Integration: Snowflake
Configuration & Authentication
To configure this module, list all the Snowflake accounts you want to collect metadata from, using their format 2 account identifiers. For each account included, every Table within that account will be ingested as a dataset within the registry.
Within each account block, the relevant authentication type and credentials must also be provided. Currently, of Snowflake's available authentication options, the key pair set-up is supported. Be sure to follow the instructions to assign the public key to a Snowflake user. Set the authenticator key to 'SNOWFLAKE_JWT' and add the relevant details representing the account Backstage will connect with.

Roles
Users in Snowflake can have multiple roles, but the default role for the user will be the one used during all queries to Snowflake. This can be overridden using the optional role key to the config underneath the relevant account. Note that the role selection will affect which tables are ingested. Tables with a higher level role in the role hierarchy than the one used in the connection won't appear.

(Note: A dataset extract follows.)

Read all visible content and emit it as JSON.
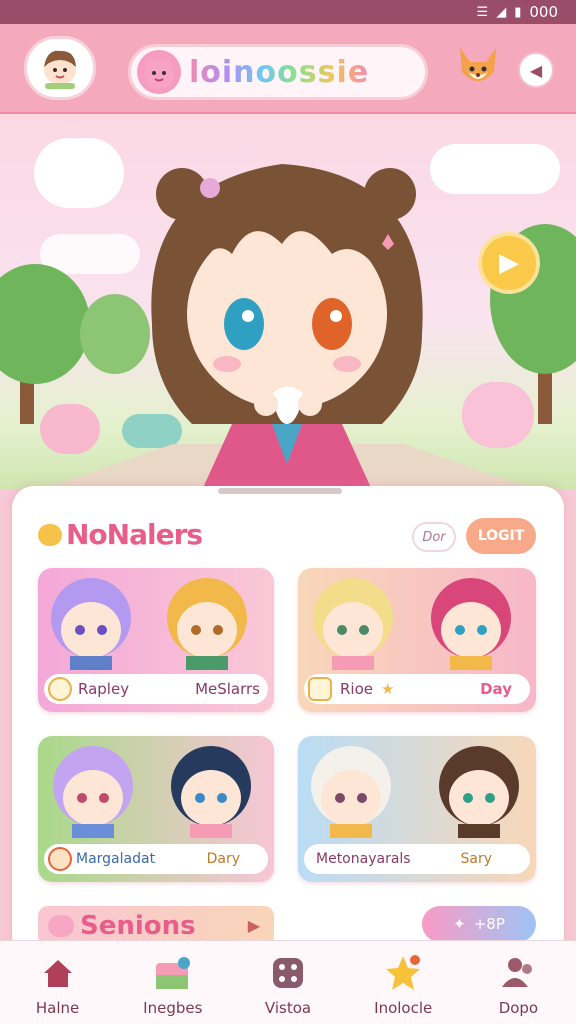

Using the example config above, the role is specifically set to PUBLIC. This would mean any tables visible only to ACCOUNTADMINs
would not be ingested into the Registry.
Naming
The naming structure for Datasets created from Snowflake is as follows: [database].[schema].[table_name].
Tags & Labels
Snowflake Tags are pieces of metadata that can be added to
various resources. Since these are key-value pairs in the source system, the Snowflake connector for Registry will convert them to
labels (which are a key-value pair mapping)
within the Software Catalog. Tags that can't be converted into Catalog labels (because they're too long, contain invalid UTF-8 characters,
etc) will be omitted from the Dataset and emit a WARN log.

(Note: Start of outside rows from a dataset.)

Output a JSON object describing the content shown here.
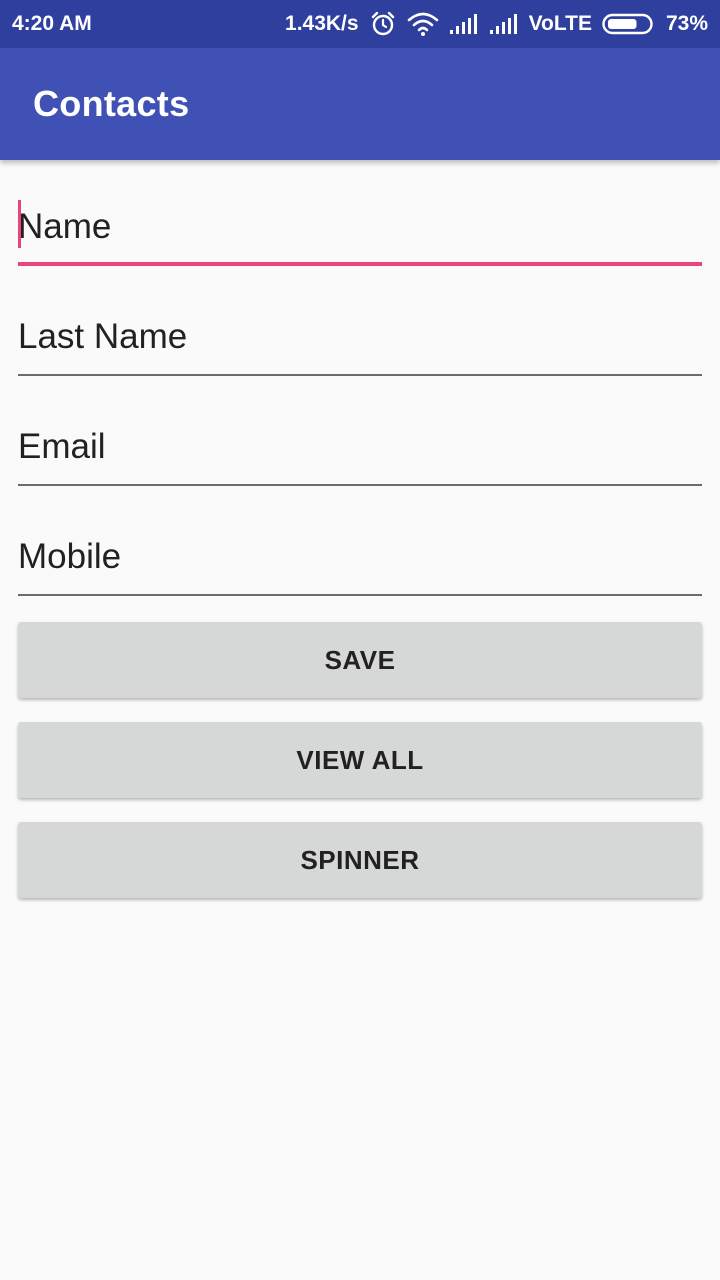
{
  "status_bar": {
    "time": "4:20 AM",
    "speed": "1.43K/s",
    "network": "VoLTE",
    "battery": "73%",
    "icons": [
      "alarm-icon",
      "wifi-icon",
      "signal-icon",
      "signal-icon",
      "battery-icon"
    ],
    "battery_level": 0.73
  },
  "app_bar": {
    "title": "Contacts"
  },
  "form": {
    "name_placeholder": "Name",
    "last_name_placeholder": "Last Name",
    "email_placeholder": "Email",
    "mobile_placeholder": "Mobile"
  },
  "buttons": {
    "save": "SAVE",
    "view_all": "VIEW ALL",
    "spinner": "SPINNER"
  },
  "colors": {
    "primary": "#3f51b5",
    "primary_dark": "#2f3f9e",
    "accent": "#e8447f"
  }
}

The snowflake connector will parse the tags looking for ones where the key value is OWNER or LIFECYCLE in order to populate those
values onto the dataset. If an OWNER key is not found within the tags, it will use the ownership metadata
(which is usually the principal role on the table).
Finally, it will use the values populated within the entityDefaults section of the config as a fallback option for both owner and lifecycle.
Incremental Ingestion
Each sync fetches tables that have changed since the last successful sync using Snowflake's LAST_DDL timestamp on each table. A full sync runs periodically to catch any missed changes and clean up deleted datasets. The default interval is 7 days, and can be configured in dataExperience -> registry -> incrementalSync -> fullSyncIntervalDays.
How it works
- Incremental syncs query
INFORMATION_SCHEMA.TABLESfiltered to tables whereLAST_DDLis newer than the last sync time. Only changed tables have their columns and tags re-fetched. - Full syncs still run on the first sync, when the full sync interval has elapsed, or if an incremental sync fails.
- Dataset cleanup (removing datasets that no longer exist in Snowflake) only happens during full syncs, since incremental syncs only see a subset of tables.
Incremental ingestion works well when paired with a more frequent sync schedule (e.g. every 30 minutes) since each run is lightweight. Full syncs will still occur at the configured interval regardless of schedule frequency.
Warehouses
Snowflake Warehouses are required for certain queries to be run. While the basic ingestion of tables doesn't rely on any such queries, ingesting the tags on each table does. For this step, the default warehouse of the user associated with the account in the config will be used. To override this selection, add the optional warehouse key-value pair to the relevant account. Reference the screen shot above in roles to see where to configure this.
Since warehouses are also scoped to roles, it's important to ensure the warehouse used in the connection (be it the user's default or defined via the config) can be accessed by the role used in the connection. Also note that the warehouse must be running (or have auto-resume enabled) in order for tag ingestion to occur.